Optical storage media are media in which data are stored in an optically readable manner, so that they can be read for example by means of a laser and a photodetector being integrated in a pickup. The detector is used for detecting reflected light of the laser beam when reading data from the storage medium. In the meanwhile a large variety of optical storage media are known, which are operated with different laser wavelength, and which have different sizes for providing storage capacities from below one Gigabyte up to 50 Gigabyte (GB). The formats include read-only formats such as Audio CD and Video DVD, write-once optical media such as CD-R and DVD-R, DVD+R, as well as rewritable formats like CD-RW, DVD-RW and DVD+RW. Digital data are stored on these media along tracks in one or more layers of the media.
The storage medium with the highest data capacity is at present the Blu-Ray disc (BD), which allows to store up to about 50 GB on a dual-layer disc. For reading and writing of a Blu-ray Disc an optical pickup with a laser wavelength of 405 nm and a numerical aperture of 0,85 is used. On the Blu-ray Disc a track pitch of 320 nm and a mark length from 2T to 8T or 9T is used, where T is the channel bit length and wherein 2T corresponds with a minimum mark length of 138-160 nm.
The diffraction based resolution limit of static optical instruments as described by the Abbe theory is about lambda/2NA, which would be 238 nm for a Blu-ray type pickup having a laser wavelength lambda=405 nm and a numerical aperture NA=0,85. For the read-out of the high frequency (HF) data signal of a rotating Blu-ray Disc, a resolution of twice that value can be obtained. This minimal detectable length according to the diffraction theory corresponds to a period of the pattern function, which is formed of a pit and of a land having the same length. Thus, the smallest detectable element of such a system is a pit or a land having a length of about lambda/4NA, which is 119 nm for a Blu-ray type pickup.
New optical storage media with a super-resolution material offer the possibility of increasing the data density of the optical storage medium by a factor of two to four in one dimension as compared with the Blu-ray Disc. This is possible by including a nonlinear layer, which is placed above a data layer of the optical storage medium, and which significantly reduces the effective size of the light spot used for reading from or writing to the optical storage medium. The nonlinear layer can be understood as a mask layer because it is arranged above the data layer and for some specific materials only the high intensity center part of a laser beam can penetrate the mask layer. Further, semiconductor materials can be used as a nonlinear layer, e.g. InSb, which show a higher reflectivity in the center part of the focused laser beam; this center reflectivity depends on the pit structure of the corresponding data layer. Therefore, the super-resolution effect allows to record and read data stored in marks or pits of an optical disc that have a size below the optical resolution limit of lambda/4NA of a corresponding optical pickup.
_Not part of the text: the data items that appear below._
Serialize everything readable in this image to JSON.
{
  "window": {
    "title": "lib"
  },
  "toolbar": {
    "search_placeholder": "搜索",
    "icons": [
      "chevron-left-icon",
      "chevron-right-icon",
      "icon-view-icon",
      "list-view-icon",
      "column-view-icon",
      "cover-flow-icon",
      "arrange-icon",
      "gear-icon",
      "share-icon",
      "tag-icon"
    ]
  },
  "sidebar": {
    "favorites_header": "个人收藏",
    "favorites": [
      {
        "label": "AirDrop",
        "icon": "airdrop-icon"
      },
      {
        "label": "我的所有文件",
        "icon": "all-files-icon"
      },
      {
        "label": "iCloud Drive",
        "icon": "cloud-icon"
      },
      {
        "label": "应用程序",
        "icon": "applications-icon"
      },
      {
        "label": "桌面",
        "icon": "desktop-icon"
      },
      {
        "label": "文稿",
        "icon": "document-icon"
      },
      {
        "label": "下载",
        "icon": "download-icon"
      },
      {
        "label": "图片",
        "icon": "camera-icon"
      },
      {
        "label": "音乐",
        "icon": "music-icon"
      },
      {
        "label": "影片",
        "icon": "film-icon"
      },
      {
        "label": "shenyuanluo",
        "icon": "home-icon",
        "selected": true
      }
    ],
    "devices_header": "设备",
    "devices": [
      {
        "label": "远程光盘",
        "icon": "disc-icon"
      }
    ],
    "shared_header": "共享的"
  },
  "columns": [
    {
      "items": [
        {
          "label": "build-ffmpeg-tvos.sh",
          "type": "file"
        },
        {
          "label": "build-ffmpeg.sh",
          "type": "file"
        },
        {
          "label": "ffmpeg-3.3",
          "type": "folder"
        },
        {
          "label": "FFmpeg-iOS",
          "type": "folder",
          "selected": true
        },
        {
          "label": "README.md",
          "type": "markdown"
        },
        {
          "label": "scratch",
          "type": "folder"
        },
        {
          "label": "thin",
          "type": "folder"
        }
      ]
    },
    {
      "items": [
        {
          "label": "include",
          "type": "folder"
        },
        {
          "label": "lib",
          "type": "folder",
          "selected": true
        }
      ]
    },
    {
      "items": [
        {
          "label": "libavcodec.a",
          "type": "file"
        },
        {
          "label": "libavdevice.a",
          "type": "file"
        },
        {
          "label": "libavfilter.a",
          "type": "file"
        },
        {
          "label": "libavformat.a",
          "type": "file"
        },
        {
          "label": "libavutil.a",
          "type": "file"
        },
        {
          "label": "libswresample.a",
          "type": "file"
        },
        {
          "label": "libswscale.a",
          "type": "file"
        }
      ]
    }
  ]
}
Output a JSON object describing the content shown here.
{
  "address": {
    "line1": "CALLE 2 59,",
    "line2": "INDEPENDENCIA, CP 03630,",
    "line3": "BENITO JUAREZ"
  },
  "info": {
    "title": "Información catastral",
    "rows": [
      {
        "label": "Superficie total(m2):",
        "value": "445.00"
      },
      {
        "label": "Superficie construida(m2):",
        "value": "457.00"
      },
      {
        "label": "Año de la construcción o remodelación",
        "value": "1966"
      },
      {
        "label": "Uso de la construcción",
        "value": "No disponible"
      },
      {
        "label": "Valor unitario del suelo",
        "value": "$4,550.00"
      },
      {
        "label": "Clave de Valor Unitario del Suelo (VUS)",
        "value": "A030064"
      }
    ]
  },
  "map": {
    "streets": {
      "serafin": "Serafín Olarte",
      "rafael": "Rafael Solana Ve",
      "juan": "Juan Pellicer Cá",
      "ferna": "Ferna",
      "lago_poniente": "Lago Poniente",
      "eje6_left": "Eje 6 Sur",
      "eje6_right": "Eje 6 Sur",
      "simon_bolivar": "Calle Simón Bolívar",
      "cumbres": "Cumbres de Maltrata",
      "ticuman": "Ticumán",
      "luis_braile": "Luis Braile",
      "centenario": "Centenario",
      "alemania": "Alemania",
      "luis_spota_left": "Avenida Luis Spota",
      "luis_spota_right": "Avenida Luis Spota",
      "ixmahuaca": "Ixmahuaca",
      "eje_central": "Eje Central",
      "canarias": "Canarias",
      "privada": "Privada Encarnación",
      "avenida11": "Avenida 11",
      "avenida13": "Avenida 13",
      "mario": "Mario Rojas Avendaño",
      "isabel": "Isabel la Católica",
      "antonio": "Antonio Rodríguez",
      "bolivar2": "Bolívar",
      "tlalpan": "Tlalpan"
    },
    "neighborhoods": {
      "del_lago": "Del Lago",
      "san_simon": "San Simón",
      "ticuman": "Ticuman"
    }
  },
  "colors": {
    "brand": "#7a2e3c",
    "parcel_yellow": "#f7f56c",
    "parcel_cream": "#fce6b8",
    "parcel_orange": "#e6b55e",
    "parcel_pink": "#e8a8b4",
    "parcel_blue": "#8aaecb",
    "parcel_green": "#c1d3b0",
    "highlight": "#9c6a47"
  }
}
The nonlinear layer is often called a super-resolution near-field structure (SuperRENS) layer or super-resolution layer because it has been assumed that for some specific materials, the optical effect of reducing the effective spot size of the laser beam is based on a near-field interaction between the marks and spaces of the data layer and the nonlinear layer. SuperRENS optical discs comprising a super resolution near-field structure formed of a metal oxide, a polymer compound or a phase change layer comprising e.g. a GeSbTe or a AgInSbTe are known.